Por exemplo: a mosca
no inverno fica meio atordoada, porque a velocidade de suas reações orgânicas
está condicionada à temperatura exterior. O que significa dizer que a mosca tem
em seu corpo o calor. Esse fenômeno se chama termogênese.
O homem se protege,
produz a sua própria temperatura.
As roupas só servem
para reter o calor que ele mesmo elabora. O casaco não é um aquecedor, é uma
espécie de capa. Não fornece o calor que o homem necessita, limita-se a não deixá-lo escapar da produção que o próprio homem faz.
O homem, pois,
trabalha oito horas a fim de ganhar o pão – e a carne, a verdura, o cozido –
que servirá para manter a sua temperatura.
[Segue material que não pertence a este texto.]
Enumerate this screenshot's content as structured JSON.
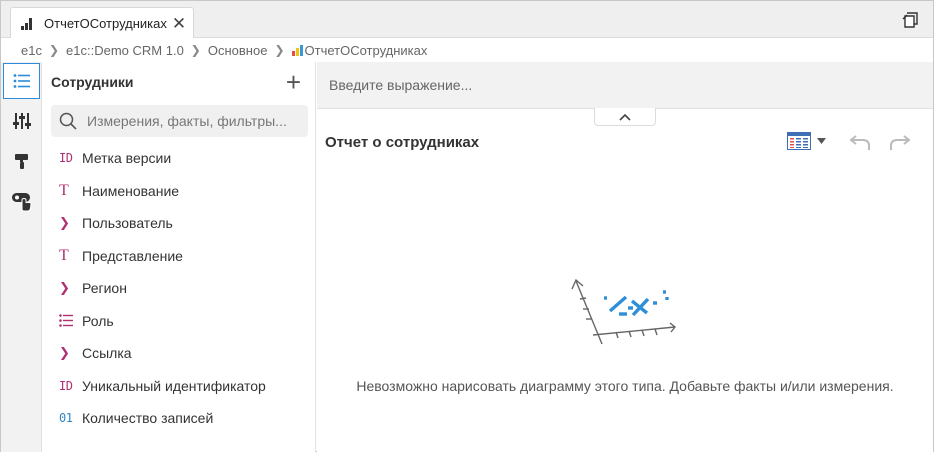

Durante o dia escreve, carrega
livros, cumpre os seus afazeres, conversa por telefone, atravessa ruas, é
pisado, passa por bancos, toma um táxi, empurra; tudo para que não falte a sua
sopa, a sua carne, a sua verdura, o seu queijo e o seu doce, imprescindíveis
para que o seu interior não congele.
E, logo, deve reservar
quantia – do dinheiro destinado à aquisição de combustíveis – para comprar
um casaco que não o esquenta, mas que permite que se esfrie.
E quando, depois de
tantas andanças e sacrifícios, veste o casaco, por causa da termogênese, tem ele
que esquentar a peça. Por isso é que tão poucas pessoas conservam o sangue
frio.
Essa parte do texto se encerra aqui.